Hu Haifeng, Feng Yuyang, Li Dapeng, Zhang Suofei, Zhao Haitao
College of Telecommunications and Information Engineering, Nanjing University of Posts and Telecommunications, Nanjing 210003, China.
College of Internet of Things, Nanjing University of Posts and Telecommunications, Nanjing 210003, China.
Sensors (Basel). 2024 Jun 24;24(13):4090. doi: 10.3390/s24134090.
Self-supervised monocular depth estimation can exhibit excellent performance in static environments due to the multi-view consistency assumption during the training process. However, it is hard to maintain depth consistency in dynamic scenes when considering the occlusion problem caused by moving objects. For this reason, we propose a method of self-supervised self-distillation for monocular depth estimation (SS-MDE) in dynamic scenes, where a deep network with a multi-scale decoder and a lightweight pose network are designed to predict depth in a self-supervised manner via the disparity, motion information, and the association between two adjacent frames in the image sequence. Meanwhile, in order to improve the depth estimation accuracy of static areas, the pseudo-depth images generated by the LeReS network are used to provide the pseudo-supervision information, enhancing the effect of depth refinement in static areas. Furthermore, a forgetting factor is leveraged to alleviate the dependency on the pseudo-supervision. In addition, a teacher model is introduced to generate depth prior information, and a multi-view mask filter module is designed to implement feature extraction and noise filtering. This can enable the student model to better learn the deep structure of dynamic scenes, enhancing the generalization and robustness of the entire model in a self-distillation manner. Finally, on four public data datasets, the performance of the proposed SS-MDE method outperformed several state-of-the-art monocular depth estimation techniques, achieving an accuracy (δ1) of 89% while minimizing the error (AbsRel) by 0.102 in NYU-Depth V2 and achieving an accuracy (δ1) of 87% while minimizing the error (AbsRel) by 0.111 in KITTI.

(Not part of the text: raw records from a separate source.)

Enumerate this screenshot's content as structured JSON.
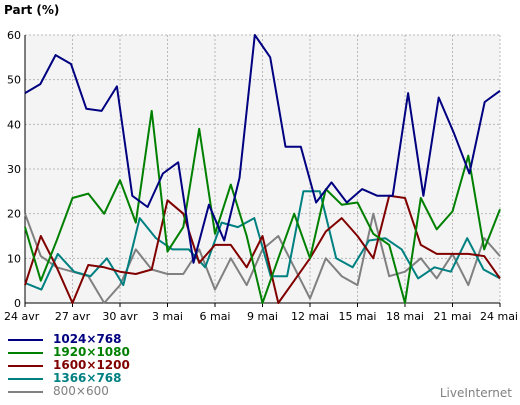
{
  "chart_data": {
    "type": "line",
    "ylabel": "Part (%)",
    "ylim": [
      0,
      60
    ],
    "y_ticks": [
      "0",
      "10",
      "20",
      "30",
      "40",
      "50",
      "60"
    ],
    "x_tick_labels": [
      "24 avr",
      "27 avr",
      "30 avr",
      "3 mai",
      "6 mai",
      "9 mai",
      "12 mai",
      "15 mai",
      "18 mai",
      "21 mai",
      "24 mai"
    ],
    "x_count": 44,
    "grid": true,
    "legend_position": "bottom-left",
    "series": [
      {
        "name": "1024×768",
        "color": "#000080",
        "values": [
          47,
          49,
          55.5,
          53.5,
          43.5,
          43,
          48.5,
          24,
          21.5,
          29,
          31.5,
          9,
          22,
          14,
          28,
          60,
          55,
          35,
          35,
          22.5,
          27,
          22.5,
          25.5,
          24,
          24,
          47,
          24,
          46,
          38,
          29,
          45,
          47.5
        ]
      },
      {
        "name": "1920×1080",
        "color": "#008000",
        "values": [
          17,
          5,
          14,
          23.5,
          24.5,
          20,
          27.5,
          18,
          43,
          11.5,
          17,
          39,
          15.5,
          26.5,
          15,
          0,
          10,
          20,
          10,
          25.5,
          22,
          22.5,
          15.5,
          13,
          0,
          23.5,
          16.5,
          20.5,
          33,
          12,
          21
        ]
      },
      {
        "name": "1600×1200",
        "color": "#800000",
        "values": [
          4,
          15,
          8,
          0,
          8.5,
          8,
          7,
          6.5,
          7.5,
          23,
          20,
          9,
          13,
          13,
          8,
          15,
          0,
          5,
          10,
          16,
          19,
          15,
          10,
          24,
          23.5,
          13,
          11,
          11,
          11,
          10.5,
          5.5
        ]
      },
      {
        "name": "1366×768",
        "color": "#008080",
        "values": [
          4.5,
          3,
          11,
          7,
          6,
          10,
          4,
          19,
          14.5,
          12,
          12,
          8,
          18,
          17,
          19,
          6,
          6,
          25,
          25,
          10,
          8,
          14,
          14.5,
          12,
          5.5,
          8,
          7,
          14.5,
          7.5,
          5.5
        ]
      },
      {
        "name": "800×600",
        "color": "#808080",
        "values": [
          20,
          10.5,
          8,
          7,
          6,
          0,
          4,
          12,
          7.5,
          6.5,
          6.5,
          12,
          3,
          10,
          4,
          12,
          15,
          8,
          1,
          10,
          6,
          4,
          20,
          6,
          7,
          10,
          5.5,
          11,
          4,
          14.5,
          10.5
        ]
      }
    ]
  },
  "credit": "LiveInternet"
}
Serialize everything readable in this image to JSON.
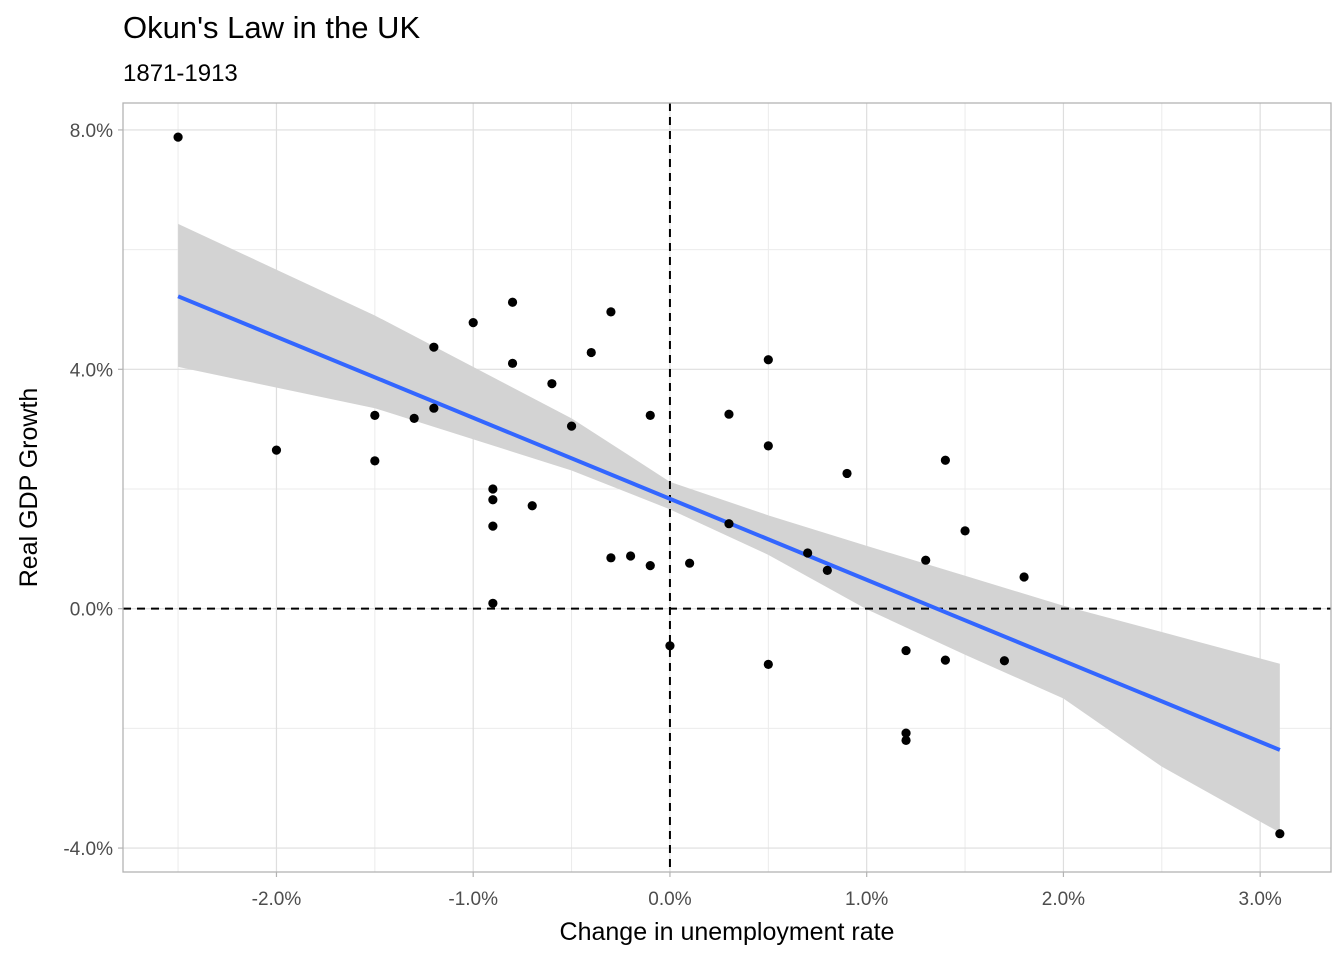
{
  "title": "Okun's Law in the UK",
  "subtitle": "1871-1913",
  "chart_data": {
    "type": "scatter",
    "title": "Okun's Law in the UK",
    "subtitle": "1871-1913",
    "xlabel": "Change in unemployment rate",
    "ylabel": "Real GDP Growth",
    "xlim": [
      -2.78,
      3.36
    ],
    "ylim": [
      -4.4,
      8.45
    ],
    "grid": true,
    "x_ticks": [
      -2.0,
      -1.0,
      0.0,
      1.0,
      2.0,
      3.0
    ],
    "x_tick_labels": [
      "-2.0%",
      "-1.0%",
      "0.0%",
      "1.0%",
      "2.0%",
      "3.0%"
    ],
    "y_ticks": [
      -4.0,
      0.0,
      4.0,
      8.0
    ],
    "y_tick_labels": [
      "-4.0%",
      "0.0%",
      "4.0%",
      "8.0%"
    ],
    "reference_lines": {
      "x": 0.0,
      "y": 0.0,
      "style": "dashed"
    },
    "points_color": "#000000",
    "points": [
      [
        -2.5,
        7.88
      ],
      [
        -2.0,
        2.65
      ],
      [
        -1.5,
        3.23
      ],
      [
        -1.5,
        2.47
      ],
      [
        -1.3,
        3.18
      ],
      [
        -1.2,
        4.37
      ],
      [
        -1.2,
        3.35
      ],
      [
        -1.0,
        4.78
      ],
      [
        -0.9,
        2.0
      ],
      [
        -0.9,
        1.82
      ],
      [
        -0.9,
        1.38
      ],
      [
        -0.9,
        0.09
      ],
      [
        -0.8,
        5.12
      ],
      [
        -0.8,
        4.1
      ],
      [
        -0.7,
        1.72
      ],
      [
        -0.6,
        3.76
      ],
      [
        -0.5,
        3.05
      ],
      [
        -0.4,
        4.28
      ],
      [
        -0.3,
        4.96
      ],
      [
        -0.3,
        0.85
      ],
      [
        -0.2,
        0.88
      ],
      [
        -0.1,
        3.23
      ],
      [
        -0.1,
        0.72
      ],
      [
        0.0,
        -0.62
      ],
      [
        0.1,
        0.76
      ],
      [
        0.3,
        3.25
      ],
      [
        0.3,
        1.42
      ],
      [
        0.5,
        4.16
      ],
      [
        0.5,
        2.72
      ],
      [
        0.5,
        -0.93
      ],
      [
        0.7,
        0.93
      ],
      [
        0.8,
        0.64
      ],
      [
        0.9,
        2.26
      ],
      [
        1.2,
        -0.7
      ],
      [
        1.2,
        -2.08
      ],
      [
        1.2,
        -2.2
      ],
      [
        1.3,
        0.81
      ],
      [
        1.4,
        2.48
      ],
      [
        1.4,
        -0.86
      ],
      [
        1.5,
        1.3
      ],
      [
        1.7,
        -0.87
      ],
      [
        1.8,
        0.53
      ],
      [
        3.1,
        -3.76
      ]
    ],
    "fit": {
      "type": "linear",
      "color": "#3366ff",
      "band_color": "#d3d3d3",
      "x_range": [
        -2.5,
        3.1
      ],
      "line_y": [
        5.22,
        -2.36
      ],
      "band": [
        {
          "x": -2.5,
          "lower": 4.04,
          "upper": 6.43
        },
        {
          "x": -1.5,
          "lower": 3.35,
          "upper": 4.9
        },
        {
          "x": -0.5,
          "lower": 2.31,
          "upper": 3.18
        },
        {
          "x": 0.0,
          "lower": 1.66,
          "upper": 2.12
        },
        {
          "x": 0.5,
          "lower": 0.9,
          "upper": 1.56
        },
        {
          "x": 1.0,
          "lower": -0.01,
          "upper": 1.05
        },
        {
          "x": 1.5,
          "lower": -0.77,
          "upper": 0.55
        },
        {
          "x": 2.0,
          "lower": -1.5,
          "upper": 0.05
        },
        {
          "x": 2.5,
          "lower": -2.64,
          "upper": -0.39
        },
        {
          "x": 3.1,
          "lower": -3.74,
          "upper": -0.92
        }
      ]
    }
  }
}
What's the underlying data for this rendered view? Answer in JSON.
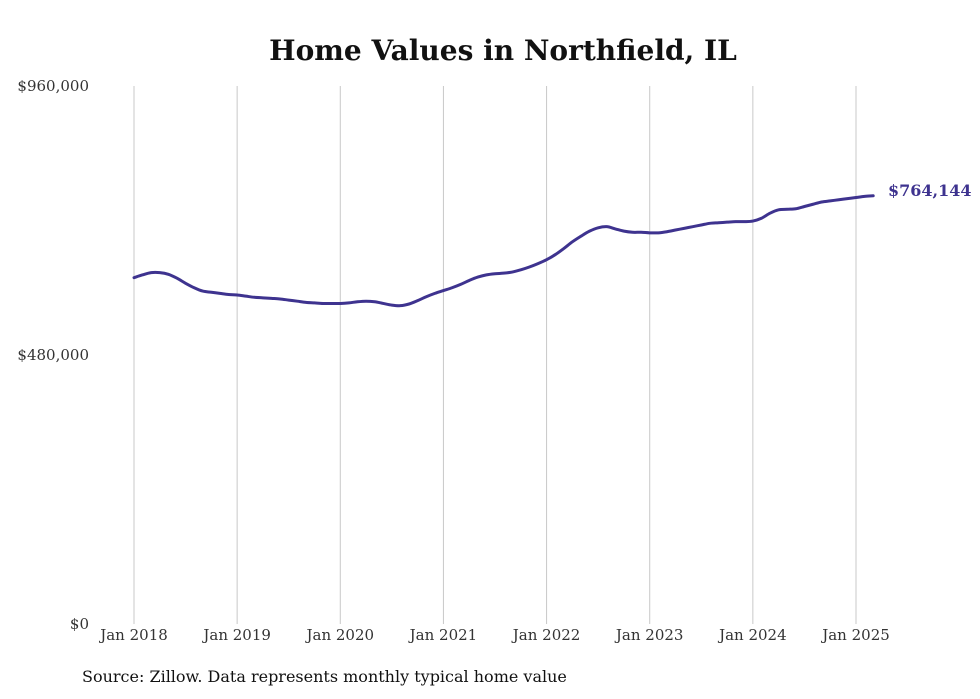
{
  "chart_data": {
    "type": "line",
    "title": "Home Values in Northfield, IL",
    "xlabel": "",
    "ylabel": "",
    "ylim": [
      0,
      960000
    ],
    "yticks": [
      0,
      480000,
      960000
    ],
    "ytick_labels": [
      "$0",
      "$480,000",
      "$960,000"
    ],
    "xticks": [
      "2018-01",
      "2019-01",
      "2020-01",
      "2021-01",
      "2022-01",
      "2023-01",
      "2024-01",
      "2025-01"
    ],
    "xtick_labels": [
      "Jan 2018",
      "Jan 2019",
      "Jan 2020",
      "Jan 2021",
      "Jan 2022",
      "Jan 2023",
      "Jan 2024",
      "Jan 2025"
    ],
    "grid": "vertical",
    "line_color": "#3e338f",
    "end_label": "$764,144",
    "series": [
      {
        "x": [
          "2018-01",
          "2018-02",
          "2018-03",
          "2018-04",
          "2018-05",
          "2018-06",
          "2018-07",
          "2018-08",
          "2018-09",
          "2018-10",
          "2018-11",
          "2018-12",
          "2019-01",
          "2019-02",
          "2019-03",
          "2019-04",
          "2019-05",
          "2019-06",
          "2019-07",
          "2019-08",
          "2019-09",
          "2019-10",
          "2019-11",
          "2019-12",
          "2020-01",
          "2020-02",
          "2020-03",
          "2020-04",
          "2020-05",
          "2020-06",
          "2020-07",
          "2020-08",
          "2020-09",
          "2020-10",
          "2020-11",
          "2020-12",
          "2021-01",
          "2021-02",
          "2021-03",
          "2021-04",
          "2021-05",
          "2021-06",
          "2021-07",
          "2021-08",
          "2021-09",
          "2021-10",
          "2021-11",
          "2021-12",
          "2022-01",
          "2022-02",
          "2022-03",
          "2022-04",
          "2022-05",
          "2022-06",
          "2022-07",
          "2022-08",
          "2022-09",
          "2022-10",
          "2022-11",
          "2022-12",
          "2023-01",
          "2023-02",
          "2023-03",
          "2023-04",
          "2023-05",
          "2023-06",
          "2023-07",
          "2023-08",
          "2023-09",
          "2023-10",
          "2023-11",
          "2023-12",
          "2024-01",
          "2024-02",
          "2024-03",
          "2024-04",
          "2024-05",
          "2024-06",
          "2024-07",
          "2024-08",
          "2024-09",
          "2024-10",
          "2024-11",
          "2024-12",
          "2025-01",
          "2025-02",
          "2025-03"
        ],
        "values": [
          618000,
          623000,
          627000,
          627000,
          624000,
          617000,
          608000,
          600000,
          594000,
          592000,
          590000,
          588000,
          587000,
          585000,
          583000,
          582000,
          581000,
          580000,
          578000,
          576000,
          574000,
          573000,
          572000,
          572000,
          572000,
          573000,
          575000,
          576000,
          575000,
          572000,
          569000,
          568000,
          571000,
          577000,
          584000,
          590000,
          595000,
          600000,
          606000,
          613000,
          619000,
          623000,
          625000,
          626000,
          628000,
          632000,
          637000,
          643000,
          650000,
          659000,
          670000,
          682000,
          692000,
          701000,
          707000,
          709000,
          705000,
          701000,
          699000,
          699000,
          698000,
          698000,
          700000,
          703000,
          706000,
          709000,
          712000,
          715000,
          716000,
          717000,
          718000,
          718000,
          719000,
          724000,
          733000,
          739000,
          740000,
          741000,
          745000,
          749000,
          753000,
          755000,
          757000,
          759000,
          761000,
          763000,
          764144
        ]
      }
    ]
  },
  "source_note": "Source: Zillow. Data represents monthly typical home value"
}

由于在训练过程中采用了多视图一致性假设,自监督单目深度估计在静态环境中能够展现出优异的性能。然而,在动态场景中,考虑到移动物体引起的遮挡问题,很难保持深度一致性。因此,我们提出了一种用于动态场景单目深度估计的自监督自蒸馏方法(SS-MDE),其中设计了一个具有多尺度解码器的深度网络和一个轻量级姿态网络,以通过视差、运动信息以及图像序列中两个相邻帧之间的关联,以自监督的方式预测深度。同时,为了提高静态区域的深度估计精度,利用LeReS网络生成的伪深度图像来提供伪监督信息,增强静态区域深度细化的效果。此外,引入遗忘因子以减轻对伪监督的依赖。另外,引入教师模型来生成深度先验信息,并设计了一个多视图掩码滤波模块来进行特征提取和噪声滤波。这可以使学生模型更好地学习动态场景的深层结构,以自蒸馏的方式增强整个模型的泛化能力和鲁棒性。最后,在四个公共数据数据集上,所提出的SS-MDE方法的性能优于几种先进的单目深度估计技术,在NYU-Depth V2中,准确率(δ1)达到89%,同时将误差(AbsRel)最小化0.102;在KITTI中,准确率(δ1)达到87%,同时将误差(AbsRel)最小化0.111。